Max ist ein betont cooler junger Stadthase: lässig, selbstbewusst, ebenso sorg- wie auch ein Stückchen verantwortungslos lebt er in den urbanen Tag hinein, hängt mit Freunden ab oder genießt „chillend“ das Leben. Als ihm einmal das Bilderbuch „Die Häschenschule“ vor die Mümmelnase gehalten wird, reagiert er entsetzt und abweisend: „Das olle Märchenbuch!?“
Seine spontane Abwehrhaltung ist nur zu verständlich: Schon manch früherer Generation erschien der Bilderbuch-Klassiker von Albert Sixtus aus dem Jahr 1924 als arg verstaubt und allzu pädagogisch-oberlehrerhaft, ja geradezu autoritär, woran auch die wunderbaren Zeichnungen von Fritz Koch-Gotha nichts ändern konnten.
Für eine angemessen zeitgenössische Verfilmung des Stoffs musste also eine deutliche Auffrischung der Grafik wie auch des Sujets her, das im Kern doch eigentlich unverwüstlich und beständig ist.
Genau dies muss aber auch Max erst einmal anerkennen und verinnerlichen. Gerade erst hat er die Einladung zur Aufnahmeprüfung in einer angesagten Stadt-Gang erhalten, da springt er übermütig auf ein Modellflugzeug, das außer Kontrolle gerät und ihn weit außerhalb der Großstadt abstürzen lässt – mitten hinein in die geheime Idylle der Häschenschule!
Es gibt sie also wirklich, auch den (gar nicht mehr so strengen) Lehrer Eitelfritz, der seinen braven Schülern alle Finessen beibringt, wie man den Menschen zu Ostern die Eier bringt. Für den vorschnell urteilenden Max sind solche „Landeier“ allerdings allzu betulich und folgsam. Er will mit ihnen so wenig etwas zu tun haben wie mit dem sagenumwobenen Goldenen Ei, das die Schule beschützt und das ihren Schülern sogar magische Fähigkeiten verleiht.
Doch es ist nicht so ganz leicht für ihn, wieder aus dem Wald herauszukommen: Nicht nur dass eine neidische Fuchsmutter und ihren fressgierigen Söhne die Häschenschule mit fiesen Fallen und Tricks belauern; da ist auch noch die weise Schulleiterin Madame Hermine, die in Max weit mehr erkennt als er selbst.
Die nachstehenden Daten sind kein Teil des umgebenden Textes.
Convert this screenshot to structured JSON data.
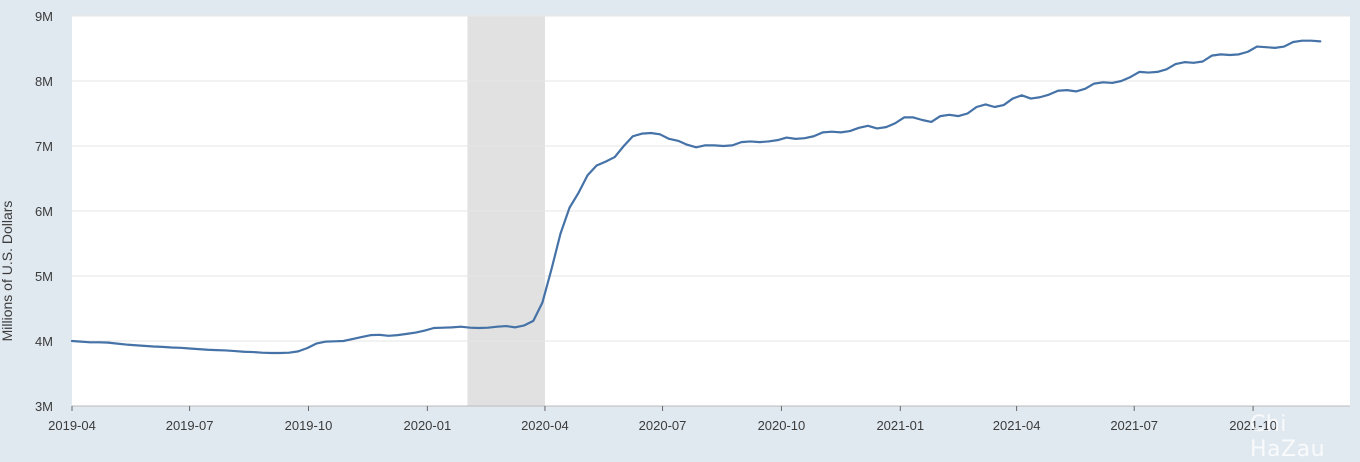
{
  "chart_data": {
    "type": "line",
    "title": "",
    "ylabel": "Millions of U.S. Dollars",
    "xlabel": "",
    "ylim": [
      3000000,
      9000000
    ],
    "xlim": [
      "2019-04-01",
      "2021-12-15"
    ],
    "y_ticks": [
      {
        "value": 3000000,
        "label": "3M"
      },
      {
        "value": 4000000,
        "label": "4M"
      },
      {
        "value": 5000000,
        "label": "5M"
      },
      {
        "value": 6000000,
        "label": "6M"
      },
      {
        "value": 7000000,
        "label": "7M"
      },
      {
        "value": 8000000,
        "label": "8M"
      },
      {
        "value": 9000000,
        "label": "9M"
      }
    ],
    "x_ticks": [
      {
        "date": "2019-04-01",
        "label": "2019-04"
      },
      {
        "date": "2019-07-01",
        "label": "2019-07"
      },
      {
        "date": "2019-10-01",
        "label": "2019-10"
      },
      {
        "date": "2020-01-01",
        "label": "2020-01"
      },
      {
        "date": "2020-04-01",
        "label": "2020-04"
      },
      {
        "date": "2020-07-01",
        "label": "2020-07"
      },
      {
        "date": "2020-10-01",
        "label": "2020-10"
      },
      {
        "date": "2021-01-01",
        "label": "2021-01"
      },
      {
        "date": "2021-04-01",
        "label": "2021-04"
      },
      {
        "date": "2021-07-01",
        "label": "2021-07"
      },
      {
        "date": "2021-10-01",
        "label": "2021-10"
      }
    ],
    "recession_shading": {
      "start": "2020-02-01",
      "end": "2020-04-01"
    },
    "grid": true,
    "colors": {
      "line": "#4572a7",
      "recession": "#e1e1e1",
      "background": "#e1e9f0",
      "plot": "#ffffff",
      "grid": "#e6e6e6"
    },
    "series": [
      {
        "values": [
          [
            "2019-04-01",
            4000000
          ],
          [
            "2019-04-08",
            3990000
          ],
          [
            "2019-04-15",
            3980000
          ],
          [
            "2019-04-22",
            3980000
          ],
          [
            "2019-04-29",
            3975000
          ],
          [
            "2019-05-06",
            3960000
          ],
          [
            "2019-05-13",
            3945000
          ],
          [
            "2019-05-20",
            3935000
          ],
          [
            "2019-05-27",
            3925000
          ],
          [
            "2019-06-03",
            3915000
          ],
          [
            "2019-06-10",
            3910000
          ],
          [
            "2019-06-17",
            3900000
          ],
          [
            "2019-06-24",
            3895000
          ],
          [
            "2019-07-01",
            3885000
          ],
          [
            "2019-07-08",
            3875000
          ],
          [
            "2019-07-15",
            3865000
          ],
          [
            "2019-07-22",
            3860000
          ],
          [
            "2019-07-29",
            3855000
          ],
          [
            "2019-08-05",
            3845000
          ],
          [
            "2019-08-12",
            3835000
          ],
          [
            "2019-08-19",
            3830000
          ],
          [
            "2019-08-26",
            3820000
          ],
          [
            "2019-09-02",
            3815000
          ],
          [
            "2019-09-09",
            3815000
          ],
          [
            "2019-09-16",
            3820000
          ],
          [
            "2019-09-23",
            3840000
          ],
          [
            "2019-09-30",
            3890000
          ],
          [
            "2019-10-07",
            3960000
          ],
          [
            "2019-10-14",
            3990000
          ],
          [
            "2019-10-21",
            3995000
          ],
          [
            "2019-10-28",
            4000000
          ],
          [
            "2019-11-04",
            4030000
          ],
          [
            "2019-11-11",
            4060000
          ],
          [
            "2019-11-18",
            4090000
          ],
          [
            "2019-11-25",
            4095000
          ],
          [
            "2019-12-02",
            4080000
          ],
          [
            "2019-12-09",
            4090000
          ],
          [
            "2019-12-16",
            4110000
          ],
          [
            "2019-12-23",
            4130000
          ],
          [
            "2019-12-30",
            4160000
          ],
          [
            "2020-01-06",
            4200000
          ],
          [
            "2020-01-13",
            4205000
          ],
          [
            "2020-01-20",
            4210000
          ],
          [
            "2020-01-27",
            4220000
          ],
          [
            "2020-02-03",
            4205000
          ],
          [
            "2020-02-10",
            4200000
          ],
          [
            "2020-02-17",
            4205000
          ],
          [
            "2020-02-24",
            4220000
          ],
          [
            "2020-03-02",
            4230000
          ],
          [
            "2020-03-09",
            4210000
          ],
          [
            "2020-03-16",
            4240000
          ],
          [
            "2020-03-23",
            4310000
          ],
          [
            "2020-03-30",
            4590000
          ],
          [
            "2020-04-06",
            5100000
          ],
          [
            "2020-04-13",
            5650000
          ],
          [
            "2020-04-20",
            6050000
          ],
          [
            "2020-04-27",
            6280000
          ],
          [
            "2020-05-04",
            6550000
          ],
          [
            "2020-05-11",
            6700000
          ],
          [
            "2020-05-18",
            6760000
          ],
          [
            "2020-05-25",
            6830000
          ],
          [
            "2020-06-01",
            7000000
          ],
          [
            "2020-06-08",
            7150000
          ],
          [
            "2020-06-15",
            7190000
          ],
          [
            "2020-06-22",
            7200000
          ],
          [
            "2020-06-29",
            7180000
          ],
          [
            "2020-07-06",
            7110000
          ],
          [
            "2020-07-13",
            7080000
          ],
          [
            "2020-07-20",
            7020000
          ],
          [
            "2020-07-27",
            6980000
          ],
          [
            "2020-08-03",
            7010000
          ],
          [
            "2020-08-10",
            7010000
          ],
          [
            "2020-08-17",
            7000000
          ],
          [
            "2020-08-24",
            7010000
          ],
          [
            "2020-08-31",
            7060000
          ],
          [
            "2020-09-07",
            7070000
          ],
          [
            "2020-09-14",
            7060000
          ],
          [
            "2020-09-21",
            7070000
          ],
          [
            "2020-09-28",
            7090000
          ],
          [
            "2020-10-05",
            7130000
          ],
          [
            "2020-10-12",
            7110000
          ],
          [
            "2020-10-19",
            7120000
          ],
          [
            "2020-10-26",
            7150000
          ],
          [
            "2020-11-02",
            7210000
          ],
          [
            "2020-11-09",
            7220000
          ],
          [
            "2020-11-16",
            7210000
          ],
          [
            "2020-11-23",
            7230000
          ],
          [
            "2020-11-30",
            7280000
          ],
          [
            "2020-12-07",
            7310000
          ],
          [
            "2020-12-14",
            7270000
          ],
          [
            "2020-12-21",
            7290000
          ],
          [
            "2020-12-28",
            7350000
          ],
          [
            "2021-01-04",
            7440000
          ],
          [
            "2021-01-11",
            7440000
          ],
          [
            "2021-01-18",
            7400000
          ],
          [
            "2021-01-25",
            7370000
          ],
          [
            "2021-02-01",
            7460000
          ],
          [
            "2021-02-08",
            7480000
          ],
          [
            "2021-02-15",
            7460000
          ],
          [
            "2021-02-22",
            7500000
          ],
          [
            "2021-03-01",
            7600000
          ],
          [
            "2021-03-08",
            7640000
          ],
          [
            "2021-03-15",
            7600000
          ],
          [
            "2021-03-22",
            7630000
          ],
          [
            "2021-03-29",
            7730000
          ],
          [
            "2021-04-05",
            7780000
          ],
          [
            "2021-04-12",
            7730000
          ],
          [
            "2021-04-19",
            7750000
          ],
          [
            "2021-04-26",
            7790000
          ],
          [
            "2021-05-03",
            7850000
          ],
          [
            "2021-05-10",
            7860000
          ],
          [
            "2021-05-17",
            7840000
          ],
          [
            "2021-05-24",
            7880000
          ],
          [
            "2021-05-31",
            7960000
          ],
          [
            "2021-06-07",
            7980000
          ],
          [
            "2021-06-14",
            7970000
          ],
          [
            "2021-06-21",
            8000000
          ],
          [
            "2021-06-28",
            8060000
          ],
          [
            "2021-07-05",
            8140000
          ],
          [
            "2021-07-12",
            8130000
          ],
          [
            "2021-07-19",
            8140000
          ],
          [
            "2021-07-26",
            8180000
          ],
          [
            "2021-08-02",
            8260000
          ],
          [
            "2021-08-09",
            8290000
          ],
          [
            "2021-08-16",
            8280000
          ],
          [
            "2021-08-23",
            8300000
          ],
          [
            "2021-08-30",
            8390000
          ],
          [
            "2021-09-06",
            8410000
          ],
          [
            "2021-09-13",
            8400000
          ],
          [
            "2021-09-20",
            8410000
          ],
          [
            "2021-09-27",
            8450000
          ],
          [
            "2021-10-04",
            8530000
          ],
          [
            "2021-10-11",
            8520000
          ],
          [
            "2021-10-18",
            8510000
          ],
          [
            "2021-10-25",
            8530000
          ],
          [
            "2021-11-01",
            8600000
          ],
          [
            "2021-11-08",
            8620000
          ],
          [
            "2021-11-15",
            8620000
          ],
          [
            "2021-11-22",
            8610000
          ]
        ]
      }
    ]
  },
  "watermark": "Chi HaZau"
}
So gerät das Stadthäschen in viele turbulente Abenteuer, bei denen es schlussendlich das findet, was es von ganzem Herzen sucht, aber weder sich selbst noch seinen Großstadtkumpels laut eingestehen will: einen Platz im Leben, an dem es bleiben und wo es ein Zuhause finden möchte. Wenn Max sich allmählich öffnet, wenn er das sanfte und zugleich tapfere Hasenmädchen Emma ins Herz schließt, wenn er die asiatisch gefärbten Lebensweisheiten von Madame Hermine als durchaus praktikable Ratschläge anerkennt, dann ist er längst schon auf dem Weg, selbst ein Osterhase zu werden, der selbstlos handelt, um anderen eine Freude zu bereiten.
Der Animationsfilm taucht diesen „Reifungsprozess“ in knallbunte Bilderwelten von Stadt- und Naturleben, würzt ihn mit Witz und Humor, Poesie und moderater Spannung, um sanftes Lernen und die Bedeutung von Verantwortung für sich selbst wie auch für andere spielerisch zu vermitteln – gute, alte Werte, gedacht ohne Schubladendenken, Vorurteile und das Ausgrenzen anderer. Liebenswert und amüsant reibt sich dabei angesagter (Kinder-)Alltagsslang an den pathetischen Spruchweisheiten von Madame Hermine, die sogar magische Fähigkeiten zu vermitteln weiß.
Der Film bewahrt sich dabei stets etwas Aufmüpfig-Freches, sodass die Geschichte nie in devoter Niedlichkeit versandet. So doziert Madame Hermine einmal: „Lerne die Regel, damit du weißt, wann du sie brechen musst“, was Max an anderer Stelle beim morgendlichen Bad im Wald kontert mit: „Arschbombe zur Morgenstund’ macht Spaß und ist gesund!“
Dass solch sympathischen Sprach-Spielereien gut sitzen, liegt nicht zuletzt auch an den versierten Stimmen u.a. von Senta Berger, Friedrich von Thun und Jule Böwe, die auch ältere Kinogänger charmant für die Figuren einnehmen.